2. Organize the content of the document

manipulate::
- After crawling, the content is automatically organized into Markdown or JSON files.
- exist <项目目录>/crawl_results view, which is in Markdown format by default.
Toggle format::
- Select "Export to JSON" in the interface settings for large model fine-tuning.

3. Use of MCP servers and large models

intend::
- Download and install the Claude Desktop App (anthropic.com).
- DevDocs' MCP server runs locally by default and requires no additional configuration.
move::
1. Open the Claude App.
2. Enter a question, such as "What does this document say".
3. Claude will read the data from the MCP server and answer.
Extended Usage::
- Place the local document into the <项目目录>/storageClaude can be accessed directly.
- Support for complex questions such as "How is this technology implemented?".

4. Logging and monitoring

View Log::
- The log file is in the <项目目录>/logs, included:
  - frontend.log: Front-end logs.
  - backend.log: Back-end logs.
  - mcp.log: MCP server logs.
- View live logs with Docker:
```
docker logs -f devdocs-backend
```
Discontinuation of services::
- At the terminal press Ctrl+C, shut down all services.

5. Practical scripts

The project offers a variety of scripts located in the <项目目录>/scripts::
- check_mcp_health.sh: Check the MCP server status.
- debug_crawl4ai.sh: Debugging the crawling service.
- view_result.sh: View crawl results.
running mode::
- Go to the script directory in the terminal and type ./脚本名 Implementation.

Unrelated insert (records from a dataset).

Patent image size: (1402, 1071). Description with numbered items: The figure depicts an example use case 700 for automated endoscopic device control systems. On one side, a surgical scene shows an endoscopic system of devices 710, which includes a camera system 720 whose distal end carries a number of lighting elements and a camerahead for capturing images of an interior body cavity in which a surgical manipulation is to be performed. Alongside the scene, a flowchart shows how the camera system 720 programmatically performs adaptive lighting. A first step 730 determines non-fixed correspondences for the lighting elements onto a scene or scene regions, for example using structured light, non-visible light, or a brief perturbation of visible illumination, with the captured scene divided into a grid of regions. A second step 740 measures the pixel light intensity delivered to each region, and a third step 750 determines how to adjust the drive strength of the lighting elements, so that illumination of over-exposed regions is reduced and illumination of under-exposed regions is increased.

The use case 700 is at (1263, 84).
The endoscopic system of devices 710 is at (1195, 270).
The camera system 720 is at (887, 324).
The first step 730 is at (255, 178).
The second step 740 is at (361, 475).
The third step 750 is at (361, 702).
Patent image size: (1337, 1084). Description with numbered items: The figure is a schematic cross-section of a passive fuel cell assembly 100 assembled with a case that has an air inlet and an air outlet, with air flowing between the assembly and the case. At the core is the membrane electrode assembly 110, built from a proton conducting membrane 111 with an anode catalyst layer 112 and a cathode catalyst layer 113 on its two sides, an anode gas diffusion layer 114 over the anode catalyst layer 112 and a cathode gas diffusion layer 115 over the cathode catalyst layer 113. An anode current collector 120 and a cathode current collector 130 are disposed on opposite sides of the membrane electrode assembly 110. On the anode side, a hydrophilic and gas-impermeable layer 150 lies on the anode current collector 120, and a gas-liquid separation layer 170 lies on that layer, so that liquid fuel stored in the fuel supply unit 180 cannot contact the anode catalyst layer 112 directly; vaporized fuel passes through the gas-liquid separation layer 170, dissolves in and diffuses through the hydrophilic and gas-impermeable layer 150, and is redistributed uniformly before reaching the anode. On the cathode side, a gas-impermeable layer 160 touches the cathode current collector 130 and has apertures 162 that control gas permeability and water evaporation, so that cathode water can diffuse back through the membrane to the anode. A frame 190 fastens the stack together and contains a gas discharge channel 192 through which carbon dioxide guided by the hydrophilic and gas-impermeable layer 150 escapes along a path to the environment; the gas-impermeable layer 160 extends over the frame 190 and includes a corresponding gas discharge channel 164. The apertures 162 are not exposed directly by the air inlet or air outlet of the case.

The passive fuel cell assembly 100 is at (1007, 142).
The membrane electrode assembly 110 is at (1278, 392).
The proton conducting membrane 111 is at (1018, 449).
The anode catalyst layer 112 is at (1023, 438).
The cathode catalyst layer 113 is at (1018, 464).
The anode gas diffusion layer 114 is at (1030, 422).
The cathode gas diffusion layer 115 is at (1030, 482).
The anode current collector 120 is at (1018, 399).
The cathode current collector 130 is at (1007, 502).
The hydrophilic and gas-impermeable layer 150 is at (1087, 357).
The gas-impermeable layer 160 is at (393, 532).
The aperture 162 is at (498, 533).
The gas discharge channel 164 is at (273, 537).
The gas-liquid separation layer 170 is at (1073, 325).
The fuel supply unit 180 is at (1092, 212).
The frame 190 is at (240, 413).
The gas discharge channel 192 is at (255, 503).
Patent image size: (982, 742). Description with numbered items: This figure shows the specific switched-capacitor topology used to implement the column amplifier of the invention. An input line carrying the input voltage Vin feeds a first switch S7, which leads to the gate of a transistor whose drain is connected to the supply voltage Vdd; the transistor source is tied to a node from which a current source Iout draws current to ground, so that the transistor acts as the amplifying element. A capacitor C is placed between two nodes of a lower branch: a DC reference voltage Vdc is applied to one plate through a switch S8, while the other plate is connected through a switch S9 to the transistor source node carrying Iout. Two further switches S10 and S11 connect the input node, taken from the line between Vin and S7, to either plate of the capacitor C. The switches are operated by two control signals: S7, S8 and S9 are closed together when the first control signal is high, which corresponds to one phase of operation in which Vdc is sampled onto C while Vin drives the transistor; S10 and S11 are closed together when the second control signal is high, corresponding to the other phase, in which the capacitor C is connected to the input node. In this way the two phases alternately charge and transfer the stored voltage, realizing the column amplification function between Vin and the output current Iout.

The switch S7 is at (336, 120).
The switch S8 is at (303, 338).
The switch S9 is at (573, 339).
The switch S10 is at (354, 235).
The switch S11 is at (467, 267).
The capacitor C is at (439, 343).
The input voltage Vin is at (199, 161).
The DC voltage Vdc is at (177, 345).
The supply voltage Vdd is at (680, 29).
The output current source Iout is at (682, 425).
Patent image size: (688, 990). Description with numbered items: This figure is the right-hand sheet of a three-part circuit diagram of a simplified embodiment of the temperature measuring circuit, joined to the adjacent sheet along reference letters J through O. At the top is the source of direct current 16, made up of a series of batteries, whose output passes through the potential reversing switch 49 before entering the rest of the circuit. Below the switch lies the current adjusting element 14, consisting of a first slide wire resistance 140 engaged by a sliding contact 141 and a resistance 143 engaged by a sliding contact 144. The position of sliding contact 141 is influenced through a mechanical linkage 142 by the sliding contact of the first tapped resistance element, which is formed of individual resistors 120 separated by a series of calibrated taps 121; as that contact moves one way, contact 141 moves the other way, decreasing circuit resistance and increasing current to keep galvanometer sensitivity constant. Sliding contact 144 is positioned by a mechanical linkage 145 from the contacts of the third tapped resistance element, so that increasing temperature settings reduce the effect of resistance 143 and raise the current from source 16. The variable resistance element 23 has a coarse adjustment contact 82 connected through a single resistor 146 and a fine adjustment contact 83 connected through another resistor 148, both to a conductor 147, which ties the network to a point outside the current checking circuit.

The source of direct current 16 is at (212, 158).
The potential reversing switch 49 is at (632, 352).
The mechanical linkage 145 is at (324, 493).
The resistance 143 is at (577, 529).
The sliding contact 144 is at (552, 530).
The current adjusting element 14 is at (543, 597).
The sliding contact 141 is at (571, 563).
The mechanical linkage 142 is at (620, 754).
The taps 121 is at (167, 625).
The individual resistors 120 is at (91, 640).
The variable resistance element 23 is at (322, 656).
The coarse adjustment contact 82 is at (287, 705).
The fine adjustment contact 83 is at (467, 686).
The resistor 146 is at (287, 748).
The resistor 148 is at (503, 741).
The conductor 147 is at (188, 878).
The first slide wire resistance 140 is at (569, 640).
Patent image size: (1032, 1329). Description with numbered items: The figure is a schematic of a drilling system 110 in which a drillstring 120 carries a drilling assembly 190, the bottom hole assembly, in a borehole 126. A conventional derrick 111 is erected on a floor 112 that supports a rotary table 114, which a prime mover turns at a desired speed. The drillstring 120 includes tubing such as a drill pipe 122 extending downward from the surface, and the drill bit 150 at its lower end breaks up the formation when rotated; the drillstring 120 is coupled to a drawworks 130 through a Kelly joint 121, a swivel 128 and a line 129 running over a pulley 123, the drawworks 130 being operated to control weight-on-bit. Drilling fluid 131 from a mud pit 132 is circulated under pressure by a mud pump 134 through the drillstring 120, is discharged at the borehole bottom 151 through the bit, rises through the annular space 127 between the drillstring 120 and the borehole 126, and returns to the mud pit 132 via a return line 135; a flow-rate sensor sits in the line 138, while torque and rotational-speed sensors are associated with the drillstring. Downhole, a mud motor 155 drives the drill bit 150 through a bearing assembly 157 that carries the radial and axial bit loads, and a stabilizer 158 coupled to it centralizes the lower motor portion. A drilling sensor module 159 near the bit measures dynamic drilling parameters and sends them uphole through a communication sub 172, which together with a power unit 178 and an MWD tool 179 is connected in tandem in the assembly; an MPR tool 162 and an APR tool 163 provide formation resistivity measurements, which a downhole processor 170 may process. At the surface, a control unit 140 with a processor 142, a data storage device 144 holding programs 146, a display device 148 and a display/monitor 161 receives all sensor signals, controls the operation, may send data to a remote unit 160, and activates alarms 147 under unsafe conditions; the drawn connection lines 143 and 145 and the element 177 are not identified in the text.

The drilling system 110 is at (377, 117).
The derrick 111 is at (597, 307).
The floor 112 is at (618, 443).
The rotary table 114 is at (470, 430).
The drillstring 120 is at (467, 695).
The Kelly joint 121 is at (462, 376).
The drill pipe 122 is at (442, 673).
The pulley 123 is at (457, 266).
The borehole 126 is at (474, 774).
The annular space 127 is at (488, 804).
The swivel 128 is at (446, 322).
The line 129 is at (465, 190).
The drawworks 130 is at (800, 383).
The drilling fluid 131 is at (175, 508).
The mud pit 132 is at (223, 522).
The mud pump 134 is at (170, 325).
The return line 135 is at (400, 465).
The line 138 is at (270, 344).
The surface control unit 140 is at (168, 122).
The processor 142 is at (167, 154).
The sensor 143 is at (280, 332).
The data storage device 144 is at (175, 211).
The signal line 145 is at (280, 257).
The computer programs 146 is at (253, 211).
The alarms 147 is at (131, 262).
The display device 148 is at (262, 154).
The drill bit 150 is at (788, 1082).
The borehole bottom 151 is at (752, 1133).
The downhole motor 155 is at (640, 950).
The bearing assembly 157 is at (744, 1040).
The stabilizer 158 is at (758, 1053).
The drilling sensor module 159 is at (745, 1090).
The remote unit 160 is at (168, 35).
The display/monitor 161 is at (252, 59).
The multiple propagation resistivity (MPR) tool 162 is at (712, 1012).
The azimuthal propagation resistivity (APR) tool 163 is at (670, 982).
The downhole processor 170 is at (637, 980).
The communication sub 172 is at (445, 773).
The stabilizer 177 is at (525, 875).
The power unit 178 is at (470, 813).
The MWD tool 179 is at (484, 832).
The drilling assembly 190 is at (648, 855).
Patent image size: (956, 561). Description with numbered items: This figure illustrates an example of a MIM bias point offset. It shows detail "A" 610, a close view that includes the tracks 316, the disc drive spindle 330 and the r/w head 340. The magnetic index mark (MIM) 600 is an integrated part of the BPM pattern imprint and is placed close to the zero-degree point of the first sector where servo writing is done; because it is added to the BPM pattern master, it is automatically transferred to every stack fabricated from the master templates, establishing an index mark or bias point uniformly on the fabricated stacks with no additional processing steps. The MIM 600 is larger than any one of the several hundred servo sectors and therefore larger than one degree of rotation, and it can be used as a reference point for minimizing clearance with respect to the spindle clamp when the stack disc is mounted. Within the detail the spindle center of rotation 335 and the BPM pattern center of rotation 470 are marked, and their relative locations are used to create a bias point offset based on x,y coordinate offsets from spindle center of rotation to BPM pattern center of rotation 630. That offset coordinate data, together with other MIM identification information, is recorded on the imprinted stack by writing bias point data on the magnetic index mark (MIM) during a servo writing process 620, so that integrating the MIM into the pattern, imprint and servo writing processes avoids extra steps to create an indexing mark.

Summary of the operation process

Install Docker and Git and download the code.
Run the startup script to access the interface.
Enter the URL, crawl and organize the document.
Query content with Claude for efficiency.

application scenario

Rapid learning of new technologies
Enter a technical documentation URL and DevDocs crawls and organizes all the pages. You can read them directly, or use Claude to ask questions about specific uses, and get up to speed with the new technology in a few days.
Teamwork
Crawl internal company documents and generate Markdown files. Team members query through the MCP server to quickly share knowledge.
Development of large model applications
Use DevDocs to collect technical information and output JSON files. Accelerate AI application development by combining MCP servers and big models.
Individual project development
Independent developers crawl documentation with DevDocs, work with VSCode and Claude, and prototype products in days.

QA

Is there a fee for DevDocs?
No charge. It is an open source tool, free to use, and future API features are planned.
Programming experience required?
Not required. Installation is done with a few lines of commands, and after that it's just a matter of working through the interface.
What if the crawl fails?
Check the network, or view the <项目目录>/logs Log. The common problem is insufficient permissions, just follow the installation steps to adjust them.
Support for private sites?
Support, as long as the website is accessible. Internal websites need to ensure network connectivity.
What's the difference between that and FireCrawl?
DevDocs is free, crawls fast (1000 pages/minute), supports 5 levels of depth and MCP servers, while FireCrawl is paid and has limited features.